J. F. Humphreys Co., a domestic corporation, with its principal office in the city of Bloomington, conducted a wholesale grocery business from January 12, 1891, the day of its organization, until 1928. In June of the latter year, its outstanding capital consisted of 1223 shares of preferred and 4000 shares of common stock, each class having a par value of $100 per share. The senior stock was preferred as to assets and earnings and dividends at the rate of six per cent annually. It was widely distributed. There were but seven common stockholders. Howard Humphreys, the president, owned 30, Rogers Humphreys, his son, the secretary and treasurer, 3793, Ahlenius, 150, and four other persons, the remaining 27 shares. Ahlenius bought his stock on three different occasions, the initial purchase occurring on October 30, 1918. For approximately ten years beginning November 1, 1918, he was a director, the vice-president and the general manager of the corporation.
John W. Bunn Co., also a domestic corporation, had likewise been engaged in the wholesale grocery business for many years. Its principal office was located in the city of Springfield. George W. Bunn, Sr., individually and as a trustee of the estate of John W. Bunn, deceased, controlled a substantial majority of its capital stock.

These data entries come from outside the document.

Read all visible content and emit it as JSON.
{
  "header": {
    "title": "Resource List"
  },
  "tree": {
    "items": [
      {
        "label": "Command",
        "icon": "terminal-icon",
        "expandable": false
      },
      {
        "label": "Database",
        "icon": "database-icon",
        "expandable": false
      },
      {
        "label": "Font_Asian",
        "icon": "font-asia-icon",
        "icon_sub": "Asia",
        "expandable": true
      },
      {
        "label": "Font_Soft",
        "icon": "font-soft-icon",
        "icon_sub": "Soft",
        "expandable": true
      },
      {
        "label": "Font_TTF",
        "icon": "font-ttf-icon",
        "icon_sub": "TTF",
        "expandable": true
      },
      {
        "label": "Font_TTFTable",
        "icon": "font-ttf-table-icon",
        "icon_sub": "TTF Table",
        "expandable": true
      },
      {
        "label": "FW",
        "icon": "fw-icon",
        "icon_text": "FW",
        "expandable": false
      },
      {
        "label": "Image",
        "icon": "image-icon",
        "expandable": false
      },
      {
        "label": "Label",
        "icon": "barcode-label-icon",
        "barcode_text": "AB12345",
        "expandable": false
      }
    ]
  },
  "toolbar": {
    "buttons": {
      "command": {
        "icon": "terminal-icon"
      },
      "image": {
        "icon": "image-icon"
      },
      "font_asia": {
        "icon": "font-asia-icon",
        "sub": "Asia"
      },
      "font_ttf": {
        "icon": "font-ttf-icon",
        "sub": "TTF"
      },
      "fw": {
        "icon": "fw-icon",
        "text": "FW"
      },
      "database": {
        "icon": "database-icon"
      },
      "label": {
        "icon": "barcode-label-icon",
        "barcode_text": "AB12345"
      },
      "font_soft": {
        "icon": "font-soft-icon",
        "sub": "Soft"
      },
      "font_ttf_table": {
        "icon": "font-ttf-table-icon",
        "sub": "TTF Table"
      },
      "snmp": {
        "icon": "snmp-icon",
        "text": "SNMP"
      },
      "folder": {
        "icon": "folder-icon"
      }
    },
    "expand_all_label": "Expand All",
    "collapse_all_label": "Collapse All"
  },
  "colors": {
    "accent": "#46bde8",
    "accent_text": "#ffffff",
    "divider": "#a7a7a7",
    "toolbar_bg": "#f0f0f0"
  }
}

On the first day of June, 1928, Rogers Humphreys and George W. Bunn, Sr., the controlling stockholders of the two corporations, for and on their behalf, executed a preliminary agreement for their consolidation into a new corporation to be named Bunn Humphreys, Inc. The instrument provided, among other things, that prior to the consolidation each company should sell or dispose of all its assets which were not to be transferred to the successor corporation. These assets were described generally as real estate, doubtful accounts, certain furniture and equipment, and any other assets not specified for acquisition by the new company.
A special meeting of the board of directors of J. F. Humphreys Co., on June 4, adopted a resolution ratifying the tentative contract. By a second resolution, in which the terms and conditions of the preliminary agreement were set forth, it was declared that the contribution of the company to the capital assets of the consolidated corporation should consist of its inventories, accounts receivable and notes deemed good, office furniture and fixtures, delivery equipment, insurance, and all money on hand on June 30, 1928, and that their value should be appraised as of the close of business on that day at the lower of their then cost price or market value. To effect the proposed plan, Rogers Humphreys offered to purchase certain parcels of land and doubtful accounts and to pay for them by the surrender of shares of the corporation's common stock. A resolution accepting this offer was adopted. It contained no provision for ascertaining the actual or fair value of either the real estate or the doubtful accounts.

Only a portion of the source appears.